McMaster University football player Jerimiah Brown came to Elk Lake in 2009, and without ever previously having picked up an oar, transferred his physical abilities from the field to the water. He ended up winning a silver medal in rowing at the 2012 London Summer Olympics.
Bobsleds have carried athletes from rugby and track and field to the Winter Games.
The search is on today at the University of Victoria, in the CARSA Gymnasium, for the next Canadian cross-over sports Olympians.
The RBC Training Ground national athlete identification program puts hopefuls from any sporting background, between the ages of 14 and 25, through their paces to measure speed, strength, stamina and power.

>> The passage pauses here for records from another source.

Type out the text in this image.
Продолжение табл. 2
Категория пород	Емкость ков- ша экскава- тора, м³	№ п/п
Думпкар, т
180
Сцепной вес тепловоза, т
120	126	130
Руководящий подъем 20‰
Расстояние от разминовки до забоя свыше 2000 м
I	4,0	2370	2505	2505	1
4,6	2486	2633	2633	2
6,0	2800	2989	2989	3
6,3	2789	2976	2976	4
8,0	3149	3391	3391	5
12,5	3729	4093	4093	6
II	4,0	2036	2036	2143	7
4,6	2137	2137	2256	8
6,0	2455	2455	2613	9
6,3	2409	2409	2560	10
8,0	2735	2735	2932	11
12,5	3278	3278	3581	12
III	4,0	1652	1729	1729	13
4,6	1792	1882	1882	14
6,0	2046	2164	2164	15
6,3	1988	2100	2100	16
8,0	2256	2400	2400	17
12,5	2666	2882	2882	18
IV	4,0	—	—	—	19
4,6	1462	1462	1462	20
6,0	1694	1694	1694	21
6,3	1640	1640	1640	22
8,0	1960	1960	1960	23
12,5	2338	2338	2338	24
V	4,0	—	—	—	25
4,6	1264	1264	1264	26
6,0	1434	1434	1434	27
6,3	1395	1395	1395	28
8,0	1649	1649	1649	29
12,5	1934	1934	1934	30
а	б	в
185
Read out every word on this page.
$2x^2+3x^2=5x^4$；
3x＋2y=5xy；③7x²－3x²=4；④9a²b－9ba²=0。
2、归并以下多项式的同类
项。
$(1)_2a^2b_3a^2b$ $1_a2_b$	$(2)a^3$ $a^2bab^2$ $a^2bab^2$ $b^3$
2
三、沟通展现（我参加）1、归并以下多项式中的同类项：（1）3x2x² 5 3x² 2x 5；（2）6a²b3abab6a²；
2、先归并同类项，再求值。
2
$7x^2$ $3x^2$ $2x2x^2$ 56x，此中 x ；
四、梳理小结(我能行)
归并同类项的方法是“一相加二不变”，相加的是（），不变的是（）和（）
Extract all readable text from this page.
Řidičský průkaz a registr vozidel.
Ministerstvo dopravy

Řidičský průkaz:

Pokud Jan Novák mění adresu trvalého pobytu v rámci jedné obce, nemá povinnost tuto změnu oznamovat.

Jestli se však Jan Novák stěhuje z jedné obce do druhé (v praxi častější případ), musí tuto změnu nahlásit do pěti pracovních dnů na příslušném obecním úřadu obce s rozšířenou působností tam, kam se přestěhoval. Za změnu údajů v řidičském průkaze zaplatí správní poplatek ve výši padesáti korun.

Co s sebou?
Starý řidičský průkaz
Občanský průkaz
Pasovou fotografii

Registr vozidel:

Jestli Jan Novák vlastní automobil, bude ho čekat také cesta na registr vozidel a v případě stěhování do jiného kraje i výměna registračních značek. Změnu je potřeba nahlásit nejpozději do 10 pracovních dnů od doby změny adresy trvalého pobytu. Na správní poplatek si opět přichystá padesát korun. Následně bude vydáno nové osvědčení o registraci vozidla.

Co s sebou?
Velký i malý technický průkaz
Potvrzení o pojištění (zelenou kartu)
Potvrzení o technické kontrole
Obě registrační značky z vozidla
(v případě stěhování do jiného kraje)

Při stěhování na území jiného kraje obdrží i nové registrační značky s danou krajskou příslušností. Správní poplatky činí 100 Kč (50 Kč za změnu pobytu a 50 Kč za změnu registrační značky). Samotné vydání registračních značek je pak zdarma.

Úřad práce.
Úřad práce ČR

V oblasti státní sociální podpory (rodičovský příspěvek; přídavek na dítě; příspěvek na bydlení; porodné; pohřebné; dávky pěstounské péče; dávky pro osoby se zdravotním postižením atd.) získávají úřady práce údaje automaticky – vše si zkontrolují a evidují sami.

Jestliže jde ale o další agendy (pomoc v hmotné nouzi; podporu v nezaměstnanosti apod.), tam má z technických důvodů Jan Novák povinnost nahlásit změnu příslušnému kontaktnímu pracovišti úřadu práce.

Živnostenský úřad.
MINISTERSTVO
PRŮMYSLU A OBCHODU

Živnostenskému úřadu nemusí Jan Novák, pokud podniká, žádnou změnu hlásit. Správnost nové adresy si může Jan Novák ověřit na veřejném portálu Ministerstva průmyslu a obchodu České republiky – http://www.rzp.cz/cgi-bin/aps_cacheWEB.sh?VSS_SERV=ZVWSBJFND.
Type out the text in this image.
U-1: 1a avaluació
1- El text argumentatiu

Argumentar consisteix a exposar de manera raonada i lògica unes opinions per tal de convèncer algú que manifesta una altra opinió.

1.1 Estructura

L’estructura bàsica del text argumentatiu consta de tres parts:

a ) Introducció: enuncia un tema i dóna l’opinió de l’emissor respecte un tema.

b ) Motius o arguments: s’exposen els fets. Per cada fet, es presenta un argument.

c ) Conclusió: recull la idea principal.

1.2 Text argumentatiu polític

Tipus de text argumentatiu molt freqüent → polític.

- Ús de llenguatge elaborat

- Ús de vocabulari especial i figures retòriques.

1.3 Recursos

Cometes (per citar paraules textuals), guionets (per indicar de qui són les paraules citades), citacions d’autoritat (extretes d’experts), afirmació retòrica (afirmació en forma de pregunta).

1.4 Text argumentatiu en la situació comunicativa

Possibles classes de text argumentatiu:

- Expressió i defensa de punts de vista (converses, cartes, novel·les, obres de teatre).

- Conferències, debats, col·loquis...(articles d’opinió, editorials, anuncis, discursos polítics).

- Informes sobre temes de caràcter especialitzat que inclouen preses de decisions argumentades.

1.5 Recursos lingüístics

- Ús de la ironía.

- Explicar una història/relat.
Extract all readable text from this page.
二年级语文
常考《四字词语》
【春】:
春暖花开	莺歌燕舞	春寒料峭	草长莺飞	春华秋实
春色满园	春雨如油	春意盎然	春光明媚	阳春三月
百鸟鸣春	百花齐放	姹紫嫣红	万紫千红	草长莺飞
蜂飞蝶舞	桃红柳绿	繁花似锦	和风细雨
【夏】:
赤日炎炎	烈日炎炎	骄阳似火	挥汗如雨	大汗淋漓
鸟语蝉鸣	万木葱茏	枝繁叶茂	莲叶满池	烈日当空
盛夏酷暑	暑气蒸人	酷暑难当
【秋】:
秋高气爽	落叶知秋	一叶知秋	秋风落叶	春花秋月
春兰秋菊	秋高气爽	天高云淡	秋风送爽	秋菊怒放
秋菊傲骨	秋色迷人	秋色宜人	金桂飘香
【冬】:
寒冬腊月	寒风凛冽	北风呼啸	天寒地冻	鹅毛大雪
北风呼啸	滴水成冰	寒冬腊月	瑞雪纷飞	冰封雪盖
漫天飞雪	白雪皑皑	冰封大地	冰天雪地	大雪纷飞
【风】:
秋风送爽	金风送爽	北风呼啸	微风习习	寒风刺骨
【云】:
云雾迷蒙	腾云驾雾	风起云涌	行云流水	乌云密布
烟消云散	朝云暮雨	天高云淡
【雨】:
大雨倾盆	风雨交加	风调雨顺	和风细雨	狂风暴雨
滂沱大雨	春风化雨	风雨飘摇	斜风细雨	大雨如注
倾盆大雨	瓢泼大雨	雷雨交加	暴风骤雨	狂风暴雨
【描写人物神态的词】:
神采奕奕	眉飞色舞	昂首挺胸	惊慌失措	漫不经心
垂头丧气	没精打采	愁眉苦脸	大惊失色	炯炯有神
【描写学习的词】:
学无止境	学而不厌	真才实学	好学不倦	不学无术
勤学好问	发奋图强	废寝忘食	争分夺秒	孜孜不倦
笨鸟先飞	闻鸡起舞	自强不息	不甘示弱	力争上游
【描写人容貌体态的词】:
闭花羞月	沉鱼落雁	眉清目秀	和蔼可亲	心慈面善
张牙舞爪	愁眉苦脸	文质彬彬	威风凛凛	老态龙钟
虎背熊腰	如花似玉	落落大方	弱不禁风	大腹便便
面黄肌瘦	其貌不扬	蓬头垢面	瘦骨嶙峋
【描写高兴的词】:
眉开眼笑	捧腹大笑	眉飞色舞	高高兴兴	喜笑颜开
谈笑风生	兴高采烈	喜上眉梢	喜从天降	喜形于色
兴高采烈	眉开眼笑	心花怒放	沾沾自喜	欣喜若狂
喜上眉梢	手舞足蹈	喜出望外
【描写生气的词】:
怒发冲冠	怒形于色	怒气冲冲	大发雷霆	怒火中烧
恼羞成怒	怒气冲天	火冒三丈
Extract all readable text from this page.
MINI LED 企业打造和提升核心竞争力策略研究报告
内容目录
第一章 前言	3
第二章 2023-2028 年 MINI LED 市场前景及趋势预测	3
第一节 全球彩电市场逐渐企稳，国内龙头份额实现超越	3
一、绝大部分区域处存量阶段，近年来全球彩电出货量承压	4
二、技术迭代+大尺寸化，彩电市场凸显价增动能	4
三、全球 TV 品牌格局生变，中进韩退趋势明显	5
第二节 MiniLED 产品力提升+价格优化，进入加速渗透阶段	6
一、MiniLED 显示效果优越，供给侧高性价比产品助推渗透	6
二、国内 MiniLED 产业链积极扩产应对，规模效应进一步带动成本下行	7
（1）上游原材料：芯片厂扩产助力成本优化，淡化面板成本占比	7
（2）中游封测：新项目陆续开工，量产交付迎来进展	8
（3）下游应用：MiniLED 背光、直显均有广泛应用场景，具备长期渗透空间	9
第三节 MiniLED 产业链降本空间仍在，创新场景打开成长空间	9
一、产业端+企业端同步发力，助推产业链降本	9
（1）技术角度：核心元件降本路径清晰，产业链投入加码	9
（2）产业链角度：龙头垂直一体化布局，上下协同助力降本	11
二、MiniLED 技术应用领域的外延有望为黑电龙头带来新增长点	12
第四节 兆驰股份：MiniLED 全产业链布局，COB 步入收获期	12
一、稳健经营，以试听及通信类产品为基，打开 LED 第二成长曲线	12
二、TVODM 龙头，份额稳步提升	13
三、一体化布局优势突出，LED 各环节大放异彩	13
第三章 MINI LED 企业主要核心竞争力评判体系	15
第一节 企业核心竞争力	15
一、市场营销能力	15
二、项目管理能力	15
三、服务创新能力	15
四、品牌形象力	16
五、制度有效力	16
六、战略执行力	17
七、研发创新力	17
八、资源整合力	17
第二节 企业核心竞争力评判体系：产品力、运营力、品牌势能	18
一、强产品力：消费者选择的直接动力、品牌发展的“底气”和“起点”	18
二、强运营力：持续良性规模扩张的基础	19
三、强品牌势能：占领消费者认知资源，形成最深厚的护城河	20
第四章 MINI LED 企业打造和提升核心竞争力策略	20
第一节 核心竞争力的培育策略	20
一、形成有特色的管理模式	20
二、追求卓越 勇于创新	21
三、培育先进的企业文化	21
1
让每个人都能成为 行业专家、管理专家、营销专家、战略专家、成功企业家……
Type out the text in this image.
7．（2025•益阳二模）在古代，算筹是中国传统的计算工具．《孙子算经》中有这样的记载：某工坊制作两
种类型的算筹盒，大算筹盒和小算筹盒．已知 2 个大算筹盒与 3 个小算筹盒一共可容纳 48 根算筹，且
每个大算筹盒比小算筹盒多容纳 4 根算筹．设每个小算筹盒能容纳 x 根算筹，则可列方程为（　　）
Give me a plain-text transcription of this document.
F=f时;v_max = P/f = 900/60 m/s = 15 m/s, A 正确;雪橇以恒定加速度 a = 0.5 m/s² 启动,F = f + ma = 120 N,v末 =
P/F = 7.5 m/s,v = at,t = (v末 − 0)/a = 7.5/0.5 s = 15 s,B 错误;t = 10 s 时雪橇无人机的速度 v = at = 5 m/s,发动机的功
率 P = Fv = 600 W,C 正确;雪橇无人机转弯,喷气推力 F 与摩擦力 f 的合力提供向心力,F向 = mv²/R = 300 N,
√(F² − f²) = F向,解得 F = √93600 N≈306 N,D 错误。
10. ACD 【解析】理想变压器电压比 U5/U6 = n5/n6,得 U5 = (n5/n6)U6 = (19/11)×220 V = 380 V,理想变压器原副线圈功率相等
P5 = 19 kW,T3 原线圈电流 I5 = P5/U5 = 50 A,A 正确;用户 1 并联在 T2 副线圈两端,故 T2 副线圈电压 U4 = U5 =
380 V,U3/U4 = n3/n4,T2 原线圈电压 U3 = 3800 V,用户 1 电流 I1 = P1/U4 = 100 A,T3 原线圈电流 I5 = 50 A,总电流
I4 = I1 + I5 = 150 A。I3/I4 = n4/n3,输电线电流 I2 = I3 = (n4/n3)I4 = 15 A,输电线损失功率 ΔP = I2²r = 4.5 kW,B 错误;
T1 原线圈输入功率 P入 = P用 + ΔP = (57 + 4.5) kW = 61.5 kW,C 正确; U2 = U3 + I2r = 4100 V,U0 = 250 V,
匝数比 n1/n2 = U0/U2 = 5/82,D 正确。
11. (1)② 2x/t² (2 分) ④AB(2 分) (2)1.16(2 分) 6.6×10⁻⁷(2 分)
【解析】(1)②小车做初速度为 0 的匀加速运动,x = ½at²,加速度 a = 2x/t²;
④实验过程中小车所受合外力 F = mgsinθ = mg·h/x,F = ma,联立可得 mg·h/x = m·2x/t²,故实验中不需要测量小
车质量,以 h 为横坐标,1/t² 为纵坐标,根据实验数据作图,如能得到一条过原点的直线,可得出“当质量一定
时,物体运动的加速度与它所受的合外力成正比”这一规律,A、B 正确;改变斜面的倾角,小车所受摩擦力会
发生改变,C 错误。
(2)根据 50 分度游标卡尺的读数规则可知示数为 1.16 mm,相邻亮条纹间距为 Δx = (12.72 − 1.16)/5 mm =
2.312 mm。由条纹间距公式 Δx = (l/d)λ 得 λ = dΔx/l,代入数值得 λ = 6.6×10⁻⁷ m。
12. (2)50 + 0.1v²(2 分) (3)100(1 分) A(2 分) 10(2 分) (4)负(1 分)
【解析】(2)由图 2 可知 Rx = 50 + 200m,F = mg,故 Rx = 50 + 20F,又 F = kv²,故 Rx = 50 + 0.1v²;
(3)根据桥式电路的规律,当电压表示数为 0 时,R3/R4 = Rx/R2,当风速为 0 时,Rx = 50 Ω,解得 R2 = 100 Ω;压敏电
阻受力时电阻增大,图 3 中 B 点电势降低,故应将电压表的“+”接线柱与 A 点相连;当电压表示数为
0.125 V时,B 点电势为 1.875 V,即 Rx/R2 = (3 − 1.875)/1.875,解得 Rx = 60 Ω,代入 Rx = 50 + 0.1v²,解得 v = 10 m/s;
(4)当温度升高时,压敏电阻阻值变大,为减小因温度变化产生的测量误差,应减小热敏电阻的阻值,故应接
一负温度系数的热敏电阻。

Pre-registration has been strong online. Same-day registration is at the door from 8 a.m. to 10 a.m., with testing running to 1:30 p.m. There is no charge.
Officials from various national organizations, representing 11 Olympic sports, will gauge the hopefuls’ physical metrics, to see which might translate to potential success in a particular sport the athlete might not have previously considered.
Organizations with representatives on site will include Rowing Canada, Canoe-Kayak Canada, Triathlon Canada, Cycling Canada, Athletics Canada, Rugby Canada, Water Polo Canada, Judo Canada, Bobsleigh Canada and Alpine Canada.
Mentors on hand to provide inspiration and support will include two-time Olympic medallist swimmer Ryan Cochrane of Victoria and Elk Lake rower Will Dean, the latter a basketball player who came later in life to rowing and became a two-time Olympian, not under the basket, but on the water with an oar.
Dean had graduated as a basketball star with the Kelowna Secondary Owls and was looking into playing B.C. college hoops when he decided to work out on a stationary rowing machine called an ERG. He was good at it and someone suggested he enter the annual Monster ERG national competition held at UVic’s McKinnon Gym. Dean’s ERG scores jumped out of the gym, and that fall, he was rowing in the NCAA Pac-12 for Cal-Berkeley.
“Some people’s physiology is better suited for another sport. And you can have success crossing over from your old sport and starting that new sport later,” Dean said.
“My body was better suited for rowing than basketball. I still love playing, but I wasn’t going to make the Olympic team in basketball.”
Dean, 29, has qualified twice for the Summer Games on the water and is looking for the three-peat in 2020 at Tokyo.
“I really believe in this [RBC Training Ground]. It’s a great program and it’s fun to do. It formalizes the process of identifying athletes and channelling them to sports of which they might not be aware,” said Dean, also a double gold medallist in the Pan Am Games.
This is the fifth and final stop on this year’s B.C. tour, after similar tryouts held in Burnaby, Langley, Kamloops and Prince George.
This version of the program began in 2016, out of which have come 25 athletes identified as showing enough to warrant funding and support through RBC and the Canadian Olympic Foundation.
The genesis locally was in 2012 with a Canadian Sport Institute-Pacific program called Podium Search conducted by Olympic-medallist rower Barney Williams at PISE. That initiative has now been folded into the national RBC Training Ground.